Das „Phäno“ war ein Griff nach Stararchitektenlabel und Stararchitektenarchitektur, das hat so einigermaßen funktioniert. Aber VW hat mit der Autostadt nachgezogen. Und ist erfolgreicher insofern, als die Besucherzahlen rund das Zehnfache im Vergleich zur städtischen Einrichtung ausmachen. Nun besinnt man sich auf das, was Kult sein könnte, was einstige Ar­chitektenstars hier vor langer Zeit schon abgestellt haben.

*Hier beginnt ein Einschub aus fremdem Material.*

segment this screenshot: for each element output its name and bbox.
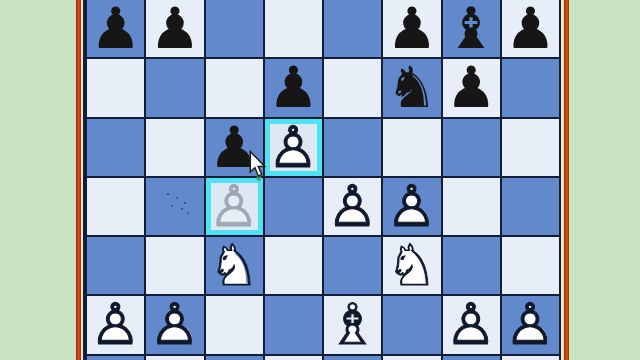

Und weil Wolfsburg seit einigen Jahren im internationalen Netzwerk der Aalto-Städte aktiv ist, haben die Wolfsburger die in Finnland ansässige Aalto-Stiftung gebeten, anlässlich des 60. Jahrestages der Eröffnung des Alvar-Aalto-Kulturhauses die Aalto-Woche erstmals in Wolfsburg stattfinden zu lassen. Die Finnen, selbst gerade unterwegs, die Arbeit eines ihrer international bekanntesten Söhne unter Weltkulturerbeschutz zu stellen, sagten ja.

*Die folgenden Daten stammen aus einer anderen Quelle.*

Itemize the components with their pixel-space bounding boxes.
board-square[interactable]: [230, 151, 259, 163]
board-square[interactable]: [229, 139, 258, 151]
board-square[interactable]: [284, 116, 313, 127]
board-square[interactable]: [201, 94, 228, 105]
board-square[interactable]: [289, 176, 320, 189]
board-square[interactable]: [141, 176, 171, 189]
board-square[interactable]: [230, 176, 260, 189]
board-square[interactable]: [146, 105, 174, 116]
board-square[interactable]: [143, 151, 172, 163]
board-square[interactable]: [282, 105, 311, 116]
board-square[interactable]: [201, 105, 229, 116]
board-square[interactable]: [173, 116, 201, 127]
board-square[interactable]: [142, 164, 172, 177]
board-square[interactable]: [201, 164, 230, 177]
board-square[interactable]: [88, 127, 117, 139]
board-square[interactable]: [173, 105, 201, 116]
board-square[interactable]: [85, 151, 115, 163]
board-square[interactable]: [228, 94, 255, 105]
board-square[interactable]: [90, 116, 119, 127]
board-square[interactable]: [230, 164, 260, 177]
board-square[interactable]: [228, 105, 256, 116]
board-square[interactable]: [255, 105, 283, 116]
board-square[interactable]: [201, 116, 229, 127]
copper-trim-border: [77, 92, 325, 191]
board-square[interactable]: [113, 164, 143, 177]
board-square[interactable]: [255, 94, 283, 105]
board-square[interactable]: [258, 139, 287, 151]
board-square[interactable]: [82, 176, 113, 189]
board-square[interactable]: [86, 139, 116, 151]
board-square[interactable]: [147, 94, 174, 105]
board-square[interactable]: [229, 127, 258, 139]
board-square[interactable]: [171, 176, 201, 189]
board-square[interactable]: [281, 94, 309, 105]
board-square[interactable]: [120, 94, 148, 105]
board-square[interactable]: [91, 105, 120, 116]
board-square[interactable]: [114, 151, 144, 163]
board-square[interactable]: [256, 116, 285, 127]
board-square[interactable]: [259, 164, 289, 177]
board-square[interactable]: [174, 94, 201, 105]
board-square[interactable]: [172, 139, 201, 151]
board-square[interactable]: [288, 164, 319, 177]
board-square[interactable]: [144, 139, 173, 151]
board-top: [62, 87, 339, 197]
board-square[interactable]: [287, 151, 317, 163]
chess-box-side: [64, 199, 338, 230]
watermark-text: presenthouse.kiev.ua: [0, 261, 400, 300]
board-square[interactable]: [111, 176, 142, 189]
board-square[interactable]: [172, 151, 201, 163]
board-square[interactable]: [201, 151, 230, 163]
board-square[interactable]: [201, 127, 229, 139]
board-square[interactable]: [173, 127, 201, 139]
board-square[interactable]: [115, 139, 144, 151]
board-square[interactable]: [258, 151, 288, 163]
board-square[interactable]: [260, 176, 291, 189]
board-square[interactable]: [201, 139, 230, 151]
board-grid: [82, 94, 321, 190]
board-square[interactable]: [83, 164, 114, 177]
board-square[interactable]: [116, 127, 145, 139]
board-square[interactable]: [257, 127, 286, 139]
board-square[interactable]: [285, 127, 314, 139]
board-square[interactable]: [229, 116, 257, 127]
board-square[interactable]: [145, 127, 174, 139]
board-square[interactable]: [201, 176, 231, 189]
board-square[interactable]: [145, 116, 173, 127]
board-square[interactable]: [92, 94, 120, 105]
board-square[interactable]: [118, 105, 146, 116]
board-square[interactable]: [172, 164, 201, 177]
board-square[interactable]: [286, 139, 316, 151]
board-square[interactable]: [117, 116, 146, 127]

Als Ensemble in Nutzungsschieflage: Heilig-Geist Kirche mit Gemeindebauten
Foto: Benedikt Kraft / DBZ

Als Ensemble in Nutzungsschieflage: Heilig-Geist Kirche mit Gemeindebauten
Foto: Benedikt Kraft / DBZ

Starachitektur, aber was damit machen?!

Es gibt in Deutschland noch andere Städte, in denen der Architekt Aalto Bauten realisiert hat, so ein Wohnhaus für die Interbau in Berlin 1957, ein Wohnhochhaus in Bremen 1959, die Oper in Essen (posthum durch Harald Deilmann fertiggestellt als „Aalto-Theater“ 1988). Es gab Entwürfe für neue Stadtzentren wie einen Wettbewerbsbeitrag für das Theater in Wolfsburg, für das am Ende Hans Scharoun den Zuschlag erhielt. In Wolfsburg allerdings gibt es drei Bauten, sämtlich von hohem Rang und herausragender Position im Gesamtwerk: das schon genannte Kulturhaus sowie die Heilig-Geist Kirche und das Stephanus Gemeindezentrum – „so viele Aalto-Bauten“, so die Stadt-PR, „gibt es sonst in keiner Stadt außerhalb Finnlands“. Ja. Und?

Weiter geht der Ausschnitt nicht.